"Northumbria's Coastline", foto de Geoff Simpson
Devolveste-me o sem sentido original
das coisas
Devolveste-me as ruas ao natural
as ruas só por si
as ruas estoirando liberdade por todas as frestas
das pedras
as ruas em que dantes pesavas
me oprimias
as ruas que dantes eram tu
tu apenas tu em todas as esquinas
de lado a lado nas paredes
que me estreitavam até gritar
o teu nome
Devolveste-me as ruas livres
descomprometidas
as ruas sem nome sem encontros sem sentido
as ruas que se despem às estrelas
para ninguém
Devolveste-me as árvores
as árvores apenas elas mesmas
no impulso lenhoso dos seus ramos
na sua casca áspera
nas suas casuais flores
para ninguém colher
Devolveste-me o tempo fluindo sem margens
sem fronteiras
as madrugadas espantadas de existirem
as madrugadas sem ninguém à espera
Devolveste-me as noites fruto fechado sobre si
o céu sozinho
As estrelas já não se juntam
para escrever o teu nome
existem
resistem em seu lugar
de olhos muito abertos e brilhantes
sem lágrimas
Devolveste-me os Cafés
cheios de gente que afinal
existe
Devolveste-me o tampo liso das mesas
sua lúcida certeza
de estar só
Devolveste-me as algibeiras sem nada
corajosamente sem nada
só para meter as mãos
Devolveste-me o deslisar dos barcos no rio
sua orgulhosa serenidade
Não mais terás que ver
com barcos e comboios chegando
e partindo
Todos os comboios e barcos partem
e chegam
sem ti
Todos são iguais
e livres
e inúteis
Me encontro
de novo
a sós com as coisas
As mãos sem nada nas algibeiras vazias
me lanço nas ruas com furor
acamarado com sua brutal nudez
sem disfarce
Sabemos que nada temos para trocar
que existimos cada um em seu lugar
sabemos
que apenas nos podemos dar
inteiros
sem paixão
distintos
Ruas paredes pedras
árvores ruas
luas barcos mastros
te devemos
nossa solidão recuperada
Teresa Rita Lopes, Primeiro Poema do Amor Difícil
In"Os dedos os dias as palavras", Porto, Figueirinhas, 1987,
pp 81-83.
( Nota - agradecemos à Profª Teresa Rita Lopes o
ter-nos dado a conhecer alguns poemas deste seu livro.

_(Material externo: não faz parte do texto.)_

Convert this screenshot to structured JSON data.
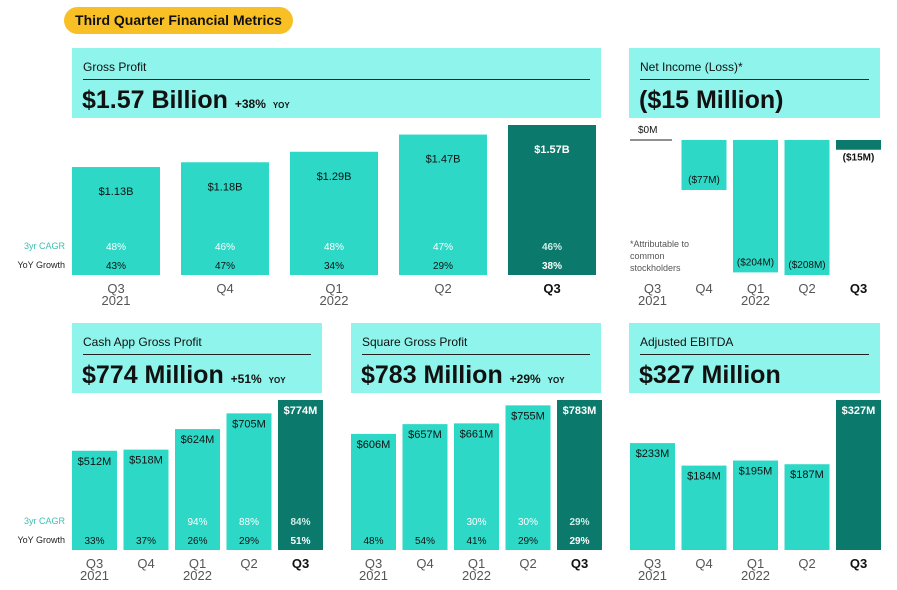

Gostariamos de chamar a atenção para aquilo a que
podemos chamar a "complexa simplicidade" deste
texto, susceptível de ser apreendida se atendermos
aos jogos de concomitância e/ou de contradição
entre alguns dos seus nós temáticos - Exemplo:
- (o sem) sem sentido original das coisas/liberdade;
- as ruas onde as presenças pesavam/ as ruas livres, descomprometidas;
- a existência (plena dos cafés)/ a solidão; as algibeiras sem nada;
- o saber e a consciência (de nada ter para...)/a abolição da paixão
etc.
Conclusão: um livro a necessitar rápida reedição.)